Las calculadas opiniones caritativas de Fratini como colofón de su labor en la Nunciatura de Madrid –aunque las haya rectificado en Vida Nueva- dan argumentos a quienes ya reclamaban, desde mucho antes de que él llegara, la derogación de esos Acuerdos. Llueve sobre mojado cuando se intentan recolocar las mezclas que se producen entre Historia –los hechos reales ya vividos- y la memoria que de ellos se tiene –su recuerdo-. Estos devaneos del presente se nos antojan repetitivos, ajenos a la inevitable bifurcación de lugares y tiempos por los que se esté transitando.                                                                                                                                                                                                                                                                                                                                                                                                                                                                                                                                           

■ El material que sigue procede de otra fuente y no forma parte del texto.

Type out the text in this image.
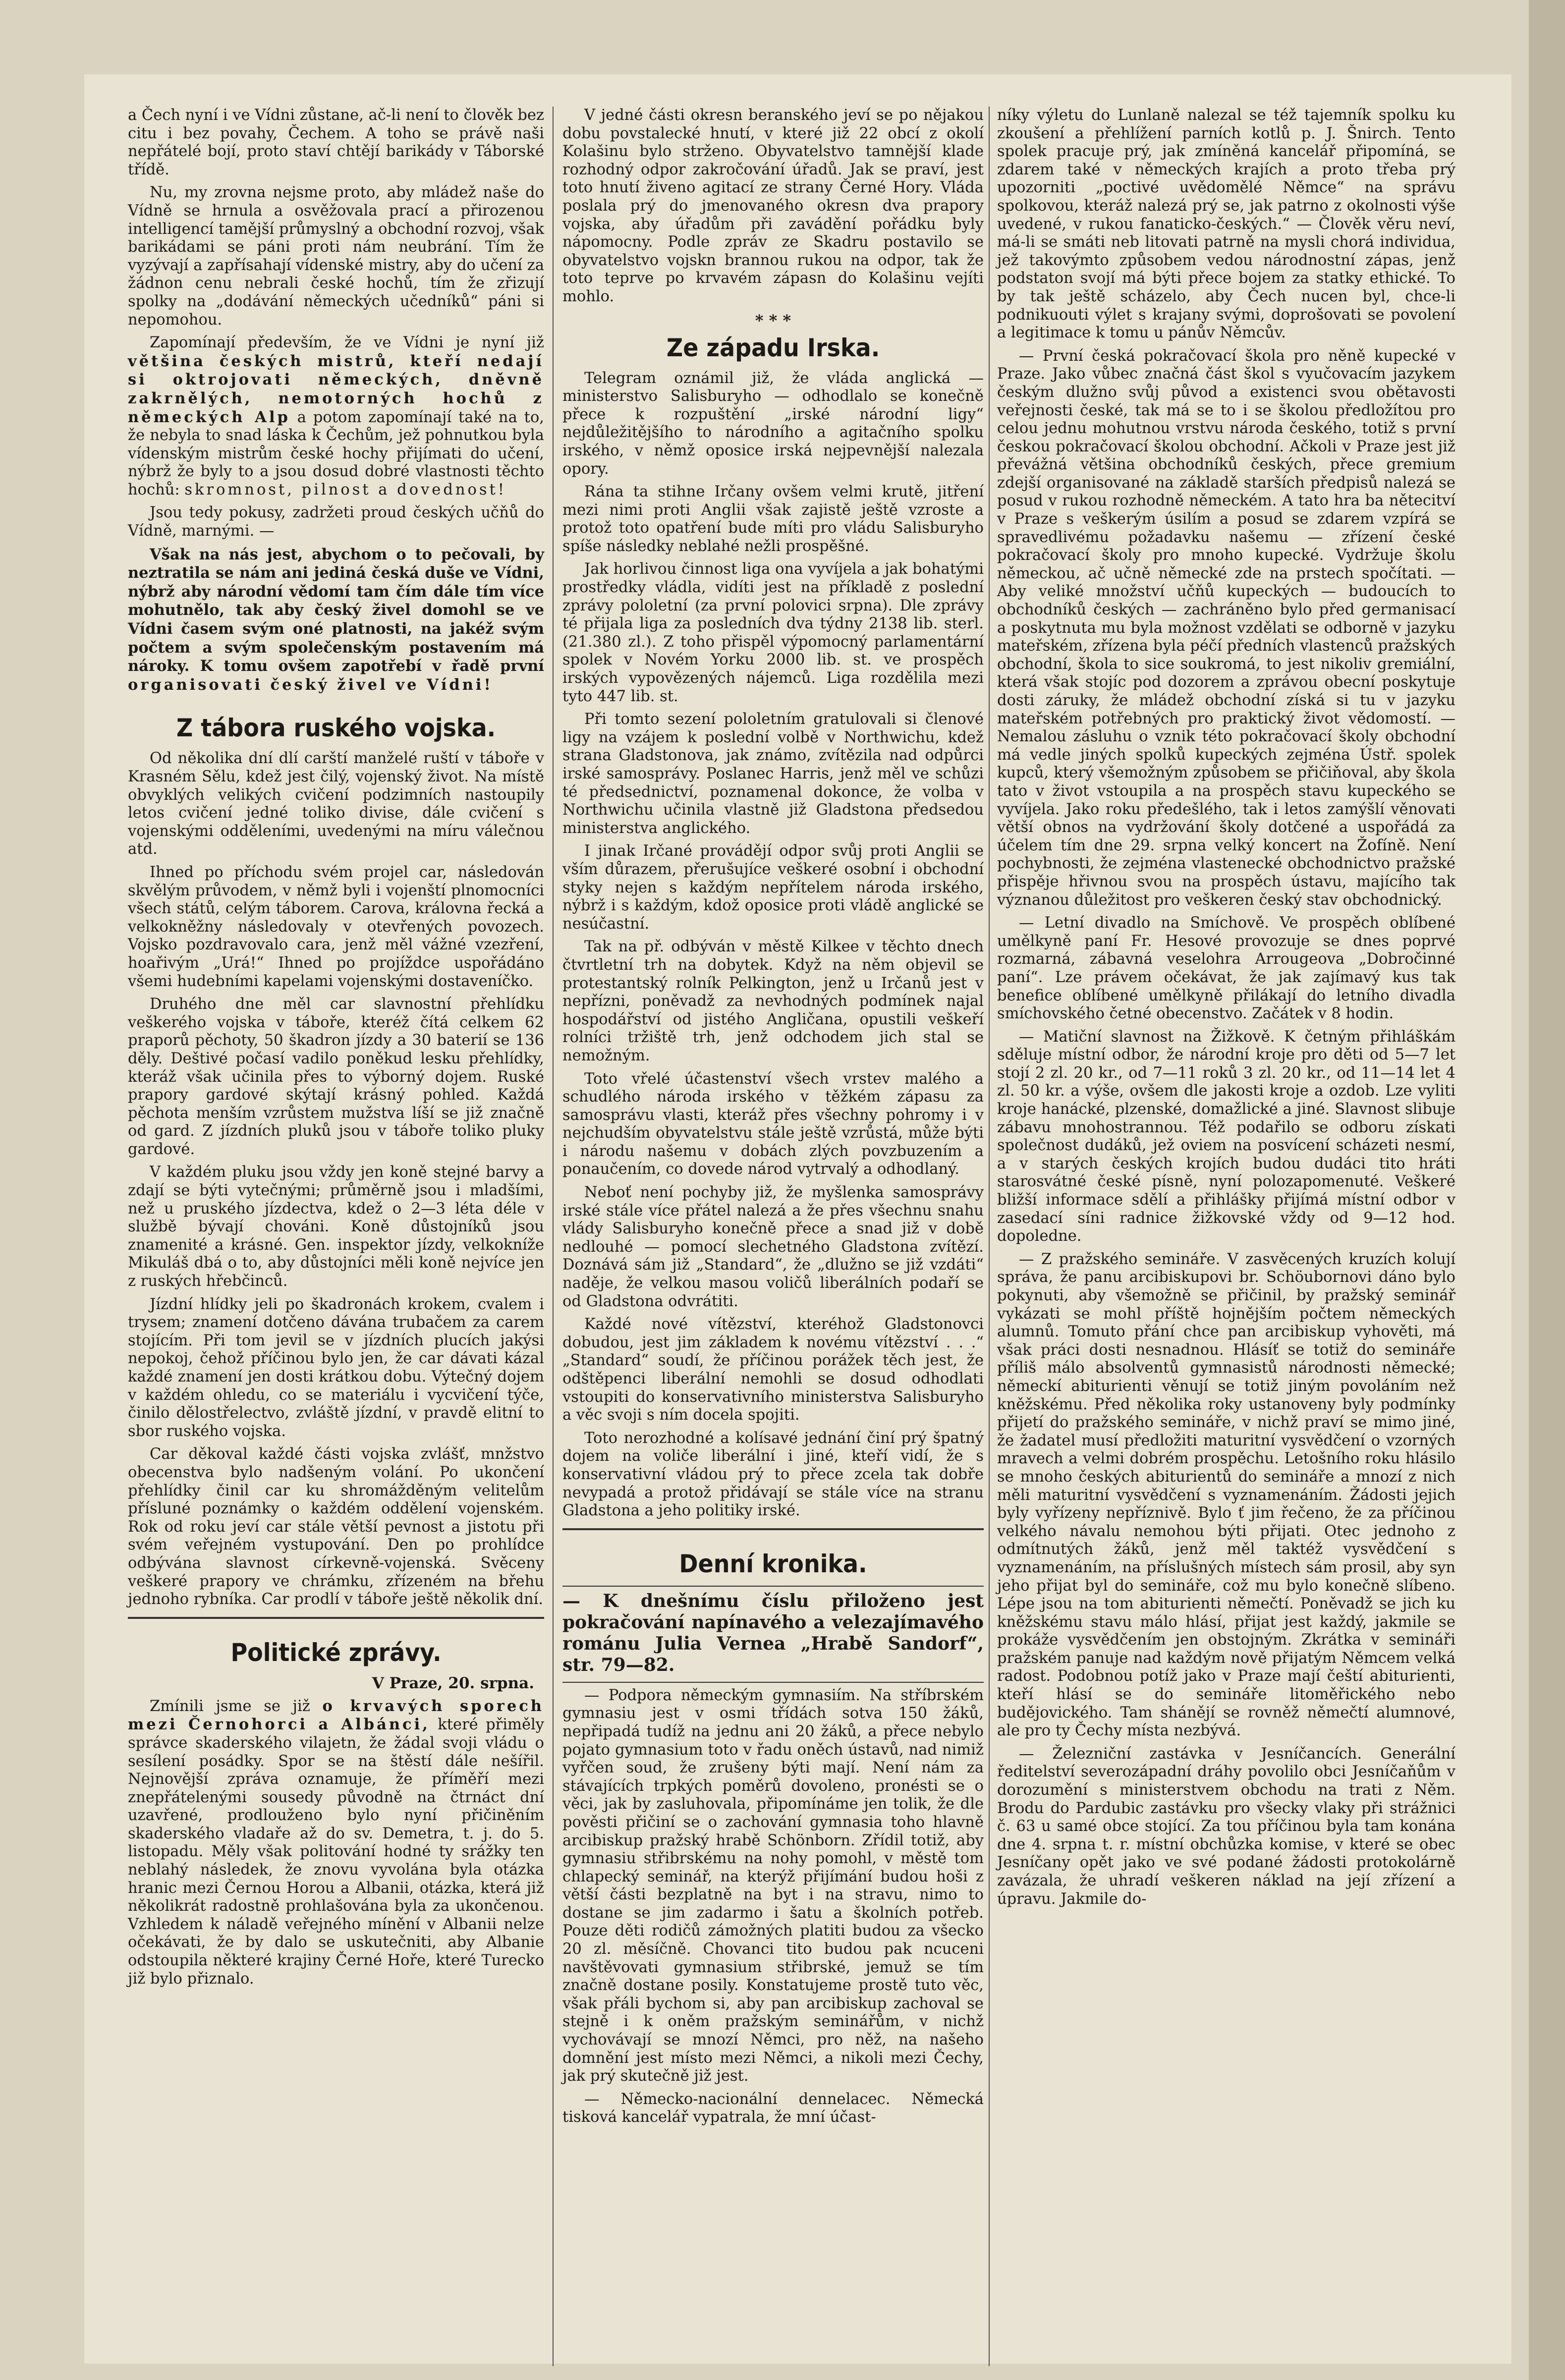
a Čech nyní i ve Vídni zůstane, ač-li není to člověk bez citu i bez povahy, Čechem. A toho se právě naši nepřátelé bojí, proto staví chtějí barikády v Táborské třídě.

Nu, my zrovna nejsme proto, aby mládež naše do Vídně se hrnula a osvěžovala prací a přirozenou intelligencí tamější průmyslný a obchodní rozvoj, však barikádami se páni proti nám neubrání. Tím že vyzývají a zapřísahají vídenské mistry, aby do učení za žádnon cenu nebrali české hochů, tím že zřizují spolky na „dodávání německých učedníků“ páni si nepomohou.

Zapomínají především, že ve Vídni je nyní již většina českých mistrů, kteří nedají si oktrojovati německých, dněvně zakrnělých, nemotorných hochů z německých Alp a potom zapomínají také na to, že nebyla to snad láska k Čechům, jež pohnutkou byla vídenským mistrům české hochy přijímati do učení, nýbrž že byly to a jsou dosud dobré vlastnosti těchto hochů: skromnost, pilnost a dovednost!

Jsou tedy pokusy, zadržeti proud českých učňů do Vídně, marnými. —

Však na nás jest, abychom o to pečovali, by neztratila se nám ani jediná česká duše ve Vídni, nýbrž aby národní vědomí tam čím dále tím více mohutnělo, tak aby český živel domohl se ve Vídni časem svým oné platnosti, na jakéž svým počtem a svým společenským postavením má nároky. K tomu ovšem zapotřebí v řadě první organisovati český živel ve Vídni!

Z tábora ruského vojska.

Od několika dní dlí carští manželé ruští v táboře v Krasném Sělu, kdež jest čilý, vojenský život. Na místě obvyklých velikých cvičení podzimních nastoupily letos cvičení jedné toliko divise, dále cvičení s vojenskými odděleními, uvedenými na míru válečnou atd.

Ihned po příchodu svém projel car, následován skvělým průvodem, v němž byli i vojenští plnomocníci všech států, celým táborem. Carova, královna řecká a velkokněžny následovaly v otevřených povozech. Vojsko pozdravovalo cara, jenž měl vážné vzezření, hoařivým „Urá!“ Ihned po projíždce uspořádáno všemi hudebními kapelami vojenskými dostaveníčko.

Druhého dne měl car slavnostní přehlídku veškerého vojska v táboře, kteréž čítá celkem 62 praporů pěchoty, 50 škadron jízdy a 30 baterií se 136 děly. Deštivé počasí vadilo poněkud lesku přehlídky, kteráž však učinila přes to výborný dojem. Ruské prapory gardové skýtají krásný pohled. Každá pěchota menším vzrůstem mužstva líší se již značně od gard. Z jízdních pluků jsou v táboře toliko pluky gardové.

V každém pluku jsou vždy jen koně stejné barvy a zdají se býti vytečnými; průměrně jsou i mladšími, než u pruského jízdectva, kdež o 2—3 léta déle v službě bývají chováni. Koně důstojníků jsou znamenité a krásné. Gen. inspektor jízdy, velkokníže Mikuláš dbá o to, aby důstojníci měli koně nejvíce jen z ruských hřebčinců.

Jízdní hlídky jeli po škadronách krokem, cvalem i trysem; znamení dotčeno dávána trubačem za carem stojícím. Při tom jevil se v jízdních plucích jakýsi nepokoj, čehož příčinou bylo jen, že car dávati kázal každé znamení jen dosti krátkou dobu. Výtečný dojem v každém ohledu, co se materiálu i vycvičení týče, činilo dělostřelectvo, zvláště jízdní, v pravdě elitní to sbor ruského vojska.

Car děkoval každé části vojska zvlášť, mnžstvo obecenstva bylo nadšeným volání. Po ukončení přehlídky činil car ku shromážděným velitelům přísluné poznámky o každém oddělení vojenském. Rok od roku jeví car stále větší pevnost a jistotu při svém veřejném vystupování. Den po prohlídce odbývána slavnost církevně-vojenská. Svěceny veškeré prapory ve chrámku, zřízeném na břehu jednoho rybníka. Car prodlí v táboře ještě několik dní.

Politické zprávy.
V Praze, 20. srpna.

Zmínili jsme se již o krvavých sporech mezi Černohorci a Albánci, které přiměly správce skaderského vilajetn, že žádal svoji vládu o sesílení posádky. Spor se na štěstí dále nešířil. Nejnovější zpráva oznamuje, že příměří mezi znepřátelenými sousedy původně na čtrnáct dní uzavřené, prodlouženo bylo nyní přičiněním skaderského vladaře až do sv. Demetra, t. j. do 5. listopadu. Měly však politování hodné ty srážky ten neblahý následek, že znovu vyvolána byla otázka hranic mezi Černou Horou a Albanii, otázka, která již několikrát radostně prohlašována byla za ukončenou. Vzhledem k náladě veřejného mínění v Albanii nelze očekávati, že by dalo se uskutečniti, aby Albanie odstoupila některé krajiny Černé Hoře, které Turecko již bylo přiznalo.

V jedné části okresn beranského jeví se po nějakou dobu povstalecké hnutí, v které již 22 obcí z okolí Kolašinu bylo strženo. Obyvatelstvo tamnější klade rozhodný odpor zakročování úřadů. Jak se praví, jest toto hnutí živeno agitací ze strany Černé Hory. Vláda poslala prý do jmenovaného okresn dva prapory vojska, aby úřadům při zavádění pořádku byly nápomocny. Podle zpráv ze Skadru postavilo se obyvatelstvo vojskn brannou rukou na odpor, tak že toto teprve po krvavém zápasn do Kolašinu vejíti mohlo.

* * *
Ze západu Irska.

Telegram oznámil již, že vláda anglická — ministerstvo Salisburyho — odhodlalo se konečně přece k rozpuštění „irské národní ligy“ nejdůležitějšího to národního a agitačního spolku irského, v němž oposice irská nejpevnější nalezala opory.

Rána ta stihne Irčany ovšem velmi krutě, jitření mezi nimi proti Anglii však zajistě ještě vzroste a protož toto opatření bude míti pro vládu Salisburyho spíše následky neblahé nežli prospěšné.

Jak horlivou činnost liga ona vyvíjela a jak bohatými prostředky vládla, vidíti jest na příkladě z poslední zprávy pololetní (za první polovici srpna). Dle zprávy té přijala liga za posledních dva týdny 2138 lib. sterl. (21.380 zl.). Z toho přispěl výpomocný parlamentární spolek v Novém Yorku 2000 lib. st. ve prospěch irských vypovězených nájemců. Liga rozdělila mezi tyto 447 lib. st.

Při tomto sezení pololetním gratulovali si členové ligy na vzájem k poslední volbě v Northwichu, kdež strana Gladstonova, jak známo, zvítězila nad odpůrci irské samosprávy. Poslanec Harris, jenž měl ve schůzi té předsednictví, poznamenal dokonce, že volba v Northwichu učinila vlastně již Gladstona předsedou ministerstva anglického.

I jinak Irčané provádějí odpor svůj proti Anglii se vším důrazem, přerušujíce veškeré osobní i obchodní styky nejen s každým nepřítelem národa irského, nýbrž i s každým, kdož oposice proti vládě anglické se nesúčastní.

Tak na př. odbýván v městě Kilkee v těchto dnech čtvrtletní trh na dobytek. Když na něm objevil se protestantský rolník Pelkington, jenž u Irčanů jest v nepřízni, poněvadž za nevhodných podmínek najal hospodářství od jistého Angličana, opustili veškeří rolníci tržiště trh, jenž odchodem jich stal se nemožným.

Toto vřelé účastenství všech vrstev malého a schudlého národa irského v těžkém zápasu za samosprávu vlasti, kteráž přes všechny pohromy i v nejchudším obyvatelstvu stále ještě vzrůstá, může býti i národu našemu v dobách zlých povzbuzením a ponaučením, co dovede národ vytrvalý a odhodlaný.

Neboť není pochyby již, že myšlenka samosprávy irské stále více přátel nalezá a že přes všechnu snahu vlády Salisburyho konečně přece a snad již v době nedlouhé — pomocí slechetného Gladstona zvítězí. Doznává sám již „Standard“, že „dlužno se již vzdáti“ naděje, že velkou masou voličů liberálních podaří se od Gladstona odvrátiti.

Každé nové vítězství, kteréhož Gladstonovci dobudou, jest jim základem k novému vítězství . . .“ „Standard“ soudí, že příčinou porážek těch jest, že odštěpenci liberální nemohli se dosud odhodlati vstoupiti do konservativního ministerstva Salisburyho a věc svoji s ním docela spojiti.

Toto nerozhodné a kolísavé jednání činí prý špatný dojem na voliče liberální i jiné, kteří vidí, že s konservativní vládou prý to přece zcela tak dobře nevypadá a protož přidávají se stále více na stranu Gladstona a jeho politiky irské.

Denní kronika.

— K dnešnímu číslu přiloženo jest pokračování napínavého a velezajímavého románu Julia Vernea „Hrabě Sandorf“, str. 79—82.

— Podpora německým gymnasiím. Na stříbrském gymnasiu jest v osmi třídách sotva 150 žáků, nepřipadá tudíž na jednu ani 20 žáků, a přece nebylo pojato gymnasium toto v řadu oněch ústavů, nad nimiž vyřčen soud, že zrušeny býti mají. Není nám za stávajících trpkých poměrů dovoleno, pronésti se o věci, jak by zasluhovala, připomínáme jen tolik, že dle pověsti přičiní se o zachování gymnasia toho hlavně arcibiskup pražský hrabě Schönborn. Zřídil totiž, aby gymnasiu střibrskému na nohy pomohl, v městě tom chlapecký seminář, na kterýž přijímání budou hoši z větší části bezplatně na byt i na stravu, nimo to dostane se jim zadarmo i šatu a školních potřeb. Pouze děti rodičů zámožných platiti budou za všecko 20 zl. měsíčně. Chovanci tito budou pak ncuceni navštěvovati gymnasium střibrské, jemuž se tím značně dostane posily. Konstatujeme prostě tuto věc, však přáli bychom si, aby pan arcibiskup zachoval se stejně i k oněm pražským seminářům, v nichž vychovávají se mnozí Němci, pro něž, na našeho domnění jest místo mezi Němci, a nikoli mezi Čechy, jak prý skutečně již jest.

— Německo-nacionální dennelacec. Německá tisková kancelář vypatrala, že mní účast-

níky výletu do Lunlaně nalezal se též tajemník spolku ku zkoušení a přehlížení parních kotlů p. J. Šnirch. Tento spolek pracuje prý, jak zmíněná kancelář připomíná, se zdarem také v německých krajích a proto třeba prý upozorniti „poctivé uvědomělé Němce“ na správu spolkovou, kteráž nalezá prý se, jak patrno z okolnosti výše uvedené, v rukou fanaticko-českých.“ — Člověk věru neví, má-li se smáti neb litovati patrně na mysli chorá individua, jež takovýmto způsobem vedou národnostní zápas, jenž podstaton svojí má býti přece bojem za statky ethické. To by tak ještě scházelo, aby Čech nucen byl, chce-li podnikuouti výlet s krajany svými, doprošovati se povolení a legitimace k tomu u pánův Němcův.

— První česká pokračovací škola pro něně kupecké v Praze. Jako vůbec značná část škol s vyučovacím jazykem českým dlužno svůj původ a existenci svou obětavosti veřejnosti české, tak má se to i se školou předložítou pro celou jednu mohutnou vrstvu národa českého, totiž s první českou pokračovací školou obchodní. Ačkoli v Praze jest již převážná většina obchodníků českých, přece gremium zdejší organisované na základě starších předpisů nalezá se posud v rukou rozhodně německém. A tato hra ba nětecitví v Praze s veškerým úsilím a posud se zdarem vzpírá se spravedlivému požadavku našemu — zřízení české pokračovací školy pro mnoho kupecké. Vydržuje školu německou, ač učně německé zde na prstech spočítati. — Aby veliké množství učňů kupeckých — budoucích to obchodníků českých — zachráněno bylo před germanisací a poskytnuta mu byla možnost vzdělati se odborně v jazyku mateřském, zřízena byla péčí předních vlastenců pražských obchodní, škola to sice soukromá, to jest nikoliv gremiální, která však stojíc pod dozorem a zprávou obecní poskytuje dosti záruky, že mládež obchodní získá si tu v jazyku mateřském potřebných pro praktický život vědomostí. — Nemalou zásluhu o vznik této pokračovací školy obchodní má vedle jiných spolků kupeckých zejména Ústř. spolek kupců, který všemožným způsobem se přičiňoval, aby škola tato v život vstoupila a na prospěch stavu kupeckého se vyvíjela. Jako roku předešlého, tak i letos zamýšlí věnovati větší obnos na vydržování školy dotčené a uspořádá za účelem tím dne 29. srpna velký koncert na Žofíně. Není pochybnosti, že zejména vlastenecké obchodnictvo pražské přispěje hřivnou svou na prospěch ústavu, majícího tak význanou důležitost pro veškeren český stav obchodnický.

— Letní divadlo na Smíchově. Ve prospěch oblíbené umělkyně paní Fr. Hesové provozuje se dnes poprvé rozmarná, zábavná veselohra Arrougeova „Dobročinné paní“. Lze právem očekávat, že jak zajímavý kus tak benefice oblíbené umělkyně přilákají do letního divadla smíchovského četné obecenstvo. Začátek v 8 hodin.

— Matiční slavnost na Žižkově. K četným přihláškám sděluje místní odbor, že národní kroje pro děti od 5—7 let stojí 2 zl. 20 kr., od 7—11 roků 3 zl. 20 kr., od 11—14 let 4 zl. 50 kr. a výše, ovšem dle jakosti kroje a ozdob. Lze vyliti kroje hanácké, plzenské, domažlické a jiné. Slavnost slibuje zábavu mnohostrannou. Též podařilo se odboru získati společnost dudáků, jež oviem na posvícení scházeti nesmí, a v starých českých krojích budou dudáci tito hráti starosvátné české písně, nyní polozapomenuté. Veškeré bližší informace sdělí a přihlášky přijímá místní odbor v zasedací síni radnice žižkovské vždy od 9—12 hod. dopoledne.

— Z pražského semináře. V zasvěcených kruzích kolují správa, že panu arcibiskupovi br. Schöubornovi dáno bylo pokynuti, aby všemožně se přičinil, by pražský seminář vykázati se mohl příště hojnějším počtem německých alumnů. Tomuto přání chce pan arcibiskup vyhověti, má však práci dosti nesnadnou. Hlásíť se totiž do semináře příliš málo absolventů gymnasistů národnosti německé; německí abiturienti věnují se totiž jiným povoláním než kněžskému. Před několika roky ustanoveny byly podmínky přijetí do pražského semináře, v nichž praví se mimo jiné, že žadatel musí předložiti maturitní vysvědčení o vzorných mravech a velmi dobrém prospěchu. Letošního roku hlásilo se mnoho českých abiturientů do semináře a mnozí z nich měli maturitní vysvědčení s vyznamenáním. Žádosti jejich byly vyřízeny nepříznivě. Bylo ť jim řečeno, že za příčinou velkého návalu nemohou býti přijati. Otec jednoho z odmítnutých žáků, jenž měl taktéž vysvědčení s vyznamenáním, na příslušných místech sám prosil, aby syn jeho přijat byl do semináře, což mu bylo konečně slíbeno. Lépe jsou na tom abiturienti němečtí. Poněvadž se jich ku kněžskému stavu málo hlásí, přijat jest každý, jakmile se prokáže vysvědčením jen obstojným. Zkrátka v semináři pražském panuje nad každým nově přijatým Němcem velká radost. Podobnou potíž jako v Praze mají čeští abiturienti, kteří hlásí se do semináře litoměřického nebo budějovického. Tam shánějí se rovněž němečtí alumnové, ale pro ty Čechy místa nezbývá.

— Železniční zastávka v Jesníčancích. Generální ředitelství severozápadní dráhy povolilo obci Jesníčaňům v dorozumění s ministerstvem obchodu na trati z Něm. Brodu do Pardubic zastávku pro všecky vlaky při strážnici č. 63 u samé obce stojící. Za tou příčinou byla tam konána dne 4. srpna t. r. místní obchůzka komise, v které se obec Jesníčany opět jako ve své podané žádosti protokolárně zavázala, že uhradí veškeren náklad na její zřízení a úpravu. Jakmile do-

Nihil novum sub sole en la corta, equidistante y parcial interpretación de Fratini. La insinuación de la guerra española como “problema” entre hermanos, que hubiera solventado Franco como en familia, es un falso tópico del circuito más conservador.  Y lo es igualmente que sentencie lo “peligroso de juzgar a la historia… porque podemos condenar a los inocentes o podemos exaltar a los culpables”. Es ridículo tratar de ningunear la apabullante y detallada investigación histórica existente, desde hace mucho, sobre la guerra y postguerra. Es la etapa de Historia de España que más bibliografía ha generado en todo el mundo –además de la atención de los expertos en la ONU sobre Memoria Histórica-, y este Monseñor  finge no advertir que, ni está hablando solo en el pulpito, ni lo hace atemporalmente. La censora quietud que predica solo contribuye a embrollar tendenciosamente, un poco más, la exhumación de los restos de Franco. Hasta el punto de que, si el clímax del tortuoso asunto culminara en la catedral de la Almudena, poco extraño sería que sus palabras se perpetuaran en las audioguías para adictos al nacionalcatolicismo y otros turistas.